Jimmy Durante, James Cagney, Loretta Young, Clark Gable, Joan Crawford and Douglas Fairbanks Jr. were just some of the stars who walked across a special bridge over L. A.'s Wilshire Boulevard to attend opening night at the Wiltern Theatre movie palace on Oct. 7, 1931.
This Wednesday, at the "glittering '20s" opening of the Wiltern as a performing arts center, the crowd that will attend--at up to $150 a head to benefit the Los Angeles Conservancy and National Trust for Historic Preservation--is not so celebrity-oriented.
Still, expected participants are opera star Dorothy Kirsten, actor George Takei, Ken Kragen (executive director of United Support of Artists for Africa Foundation and organizer of the recording "We Are the World"), movie producers Howard Koch and Tony Bill, and Bill Graham of Bill Graham Presents, one of the world's biggest concert promotion firms and now the Wiltern's operating company.
There will also be some very special people in the history of the Wiltern in the crowd. Among them: movie and TV producer Jack Warner Jr. (who attended the 1931 opening as a little boy with his father, movie mogul Jack Warner Sr.) and Alyce (de Roulet) Williamson, daughter of Henry de Roulet (who owned and built the Wiltern) and great-granddaughter of Germain Pellessier (who bought the 160-acre tract, which he named the Pellessier Ranch, for $3,200 in 1882.)
Decorative plasterer Art Reischel, one of the Wiltern's two original craftsmen who also helped on its restoration, is also planning to be at the opening. And what about Frank Bouman, the other craftsman? Bouman helped the late A. B. Heinsbergen create the theater's interiors, including the sunburst ceiling decoration, which has been described as the "finest example of Art Deco left in the country."
Said Dawn Heinsbergen of the Heinsbergen firm, where Bouman has worked all these years:
"He's the head man on our San Diego Symphony project, which must be finished by Nov. 2, so whether or not he will come up for the Wiltern opening, I don't know." The San Diego Symphony Hall, which opened in the early 1920s as the Fox Theatre (with interiors designed by the Heinsbergen Co.), is being refurbished to be incorporated in a larger, multi-use development that will be known as Symphony Towers.
Alyce Williamson took a moment out from helping the L. A. Conservancy get ready for the Wiltern's opening. "I'm very proud of the fact that my father did so much at such an early age, and it was at the height of the Depression when he did it. He built about 23 buildings in the area before he was 30!"
One more item about the Wiltern: For anyone who wants to get a peek at what it looks like now that the restoration is complete, the Conservancy plans a lecture there on Saturday, May 11, at 2 p.m., followed by a tour of the theater and the rest of the historic Pellessier Building. The lecture, a slide show given by theater historian John Miller, will focus on the movie palaces of L. A. Tickets at $10 each ($7 for Conservancy members) are available from the Conservancy in advance or at the door.
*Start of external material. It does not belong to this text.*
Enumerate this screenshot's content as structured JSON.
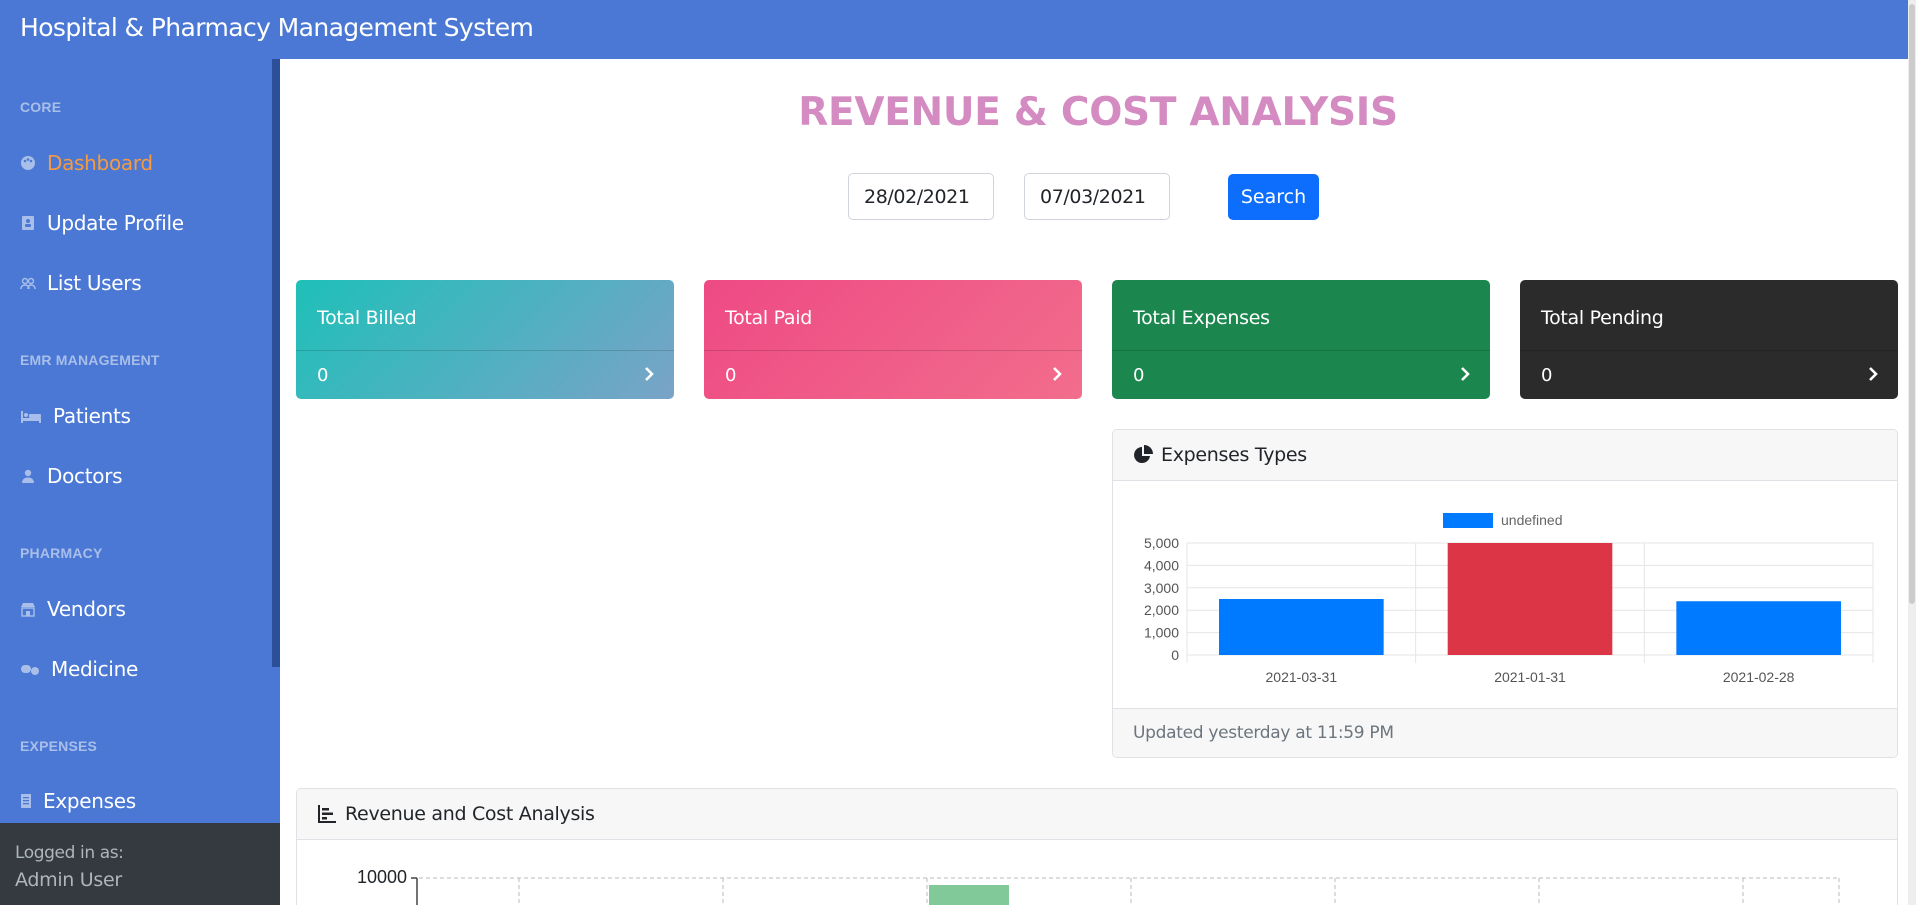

Renovation seems to be the name of the game these days. The South Pasadena Chamber of Commerce and Board of Realtors is planning an open house/mixer at 5 p.m. Tuesday at a 71-year-old building that is in the final stages of a $1.2-million restoration.
The 800 Fair Oaks Building is being converted from a Masonic Temple to a restaurant, retail shops and office space. AJB Enterprises of Pasadena is the contractor/developer. Cushman & Wakefield is handling leasing.
Robert Floyd, chairman of the board of Fitz & Floyd China--the firm that designed and donated the official china pattern for the Reagans at the White House, has put up his Palm Springs house for sale at a cool $6.5 million.
A hefty sum in an overbuilt market? Not to Jim Retz, executive vice president of Sotheby Parke Bernet, which has the listing. Retz considers the house "the finest residence for sale in Palm Springs or in the desert area."
What makes it so great? "Its location on a hill that overlooks the Coachella Valley and the glass doors that open to this view. It's also a house that's magical at night because of its customized floor-to-ceiling lighting."
There is a bonus: The house comes "fully furnished and equipped." That means, it even comes with Fitz & Floyd china!